The ScrumMasters responsibilities include:

  • Teach the Product Owner how to maximize return on investment (ROI), and meet his/her objectives through Scrum.
  • Improve the lives of the development Team by facilitating creativity and empowerment.
  • Improve the productivity of the development Team in any way possible.
  • Improve the engineering practices and tools so that each increment of functionality is potentially shippable.
  • Keep information about the Team’s progress up to date and visible to all parties.

The ScrumMaster should maintain a constant awareness of the status of the project (its progress to date) relative to the expected progress, investigate and facilitate resolution of any roadblocks that hold back progress, and generally be flexible enough to identify and deal with any issues that arise, in any way that is required. The ScrumMaster’s general approach towards the Team is to encourage and facilitate their decision-making and problem-solving capabilities, so that they can work with increasing efficiency and decreasing need for supervision. The goal is to have a team that is not only empowered to make important decisions, but does so well and routinely.

Product Owner

The Product Owner is the keeper of the requirements. The Product Owner provides the “single source of truth” for the Team regarding requirements and their planned order of implementation. In practice, the Product Owner is the interface between the business, the customers, and their product related needs on one side, and the Team on the other. The Product Owner buffers the Team from feature and bug-fix requests that come from many sources, and is the single point of contact for all questions about product requirements. Product Owner works closely with the team to define the user-facing and technical requirements, to document the requirements as needed, and to determine the order of their implementation. Product Owner maintains the Product Backlog (which is the repository for all of this information), keeping it up to date and at the level of detail and quality the Team requires.
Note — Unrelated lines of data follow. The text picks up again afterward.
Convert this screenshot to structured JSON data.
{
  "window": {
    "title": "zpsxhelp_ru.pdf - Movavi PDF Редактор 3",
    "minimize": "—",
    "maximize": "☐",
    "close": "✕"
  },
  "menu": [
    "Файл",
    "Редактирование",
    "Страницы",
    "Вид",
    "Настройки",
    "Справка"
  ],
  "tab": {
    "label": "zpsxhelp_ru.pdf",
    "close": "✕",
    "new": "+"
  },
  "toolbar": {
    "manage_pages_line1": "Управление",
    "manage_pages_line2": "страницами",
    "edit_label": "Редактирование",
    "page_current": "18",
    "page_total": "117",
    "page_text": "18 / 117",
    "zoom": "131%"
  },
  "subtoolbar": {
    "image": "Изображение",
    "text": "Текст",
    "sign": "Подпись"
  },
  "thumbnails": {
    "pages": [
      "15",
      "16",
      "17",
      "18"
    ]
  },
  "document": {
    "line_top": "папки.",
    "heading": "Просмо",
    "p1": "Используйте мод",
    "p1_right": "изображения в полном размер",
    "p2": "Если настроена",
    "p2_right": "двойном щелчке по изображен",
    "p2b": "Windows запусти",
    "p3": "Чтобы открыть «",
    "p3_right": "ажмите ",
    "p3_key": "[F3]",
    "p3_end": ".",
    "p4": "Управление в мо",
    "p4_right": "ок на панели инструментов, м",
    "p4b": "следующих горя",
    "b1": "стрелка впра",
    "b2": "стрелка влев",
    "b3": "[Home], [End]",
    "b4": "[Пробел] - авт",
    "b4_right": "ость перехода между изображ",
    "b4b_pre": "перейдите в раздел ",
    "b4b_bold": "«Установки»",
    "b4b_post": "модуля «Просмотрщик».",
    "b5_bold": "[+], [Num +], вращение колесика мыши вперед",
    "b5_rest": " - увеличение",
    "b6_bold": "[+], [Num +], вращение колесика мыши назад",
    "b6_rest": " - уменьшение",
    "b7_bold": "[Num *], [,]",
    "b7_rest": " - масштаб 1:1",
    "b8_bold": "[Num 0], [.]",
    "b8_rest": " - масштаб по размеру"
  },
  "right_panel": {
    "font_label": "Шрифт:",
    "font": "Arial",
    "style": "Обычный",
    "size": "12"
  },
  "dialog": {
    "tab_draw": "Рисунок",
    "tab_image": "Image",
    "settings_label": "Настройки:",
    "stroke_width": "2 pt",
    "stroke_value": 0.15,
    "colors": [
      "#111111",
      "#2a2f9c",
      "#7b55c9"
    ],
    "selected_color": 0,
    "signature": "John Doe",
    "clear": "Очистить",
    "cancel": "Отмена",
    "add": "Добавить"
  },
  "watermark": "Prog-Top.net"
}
The Product Owner also sets the schedule for releasing completed work to customers, and makes the final call as to whether implementations have the features and quality required for release.

Team

The Team is a self-organizing and cross-functional group of people who do the hands-on work of developing and testing the product. Since the Team is responsible for producing the product, it must also have the authority to make decisions about how to perform the work. The Team is therefore self-organizing: Team members decide how to break work into tasks, and how to allocate tasks to individuals, throughout the Sprint. The Team size should be kept in the range from five to nine people, if possible. (A larger number make communication difficult, while a smaller number leads to low productivity and fragility.) Note: A very similar term, “Scrum Team,” refers to the Team plus the ScrumMaster and Product Owner.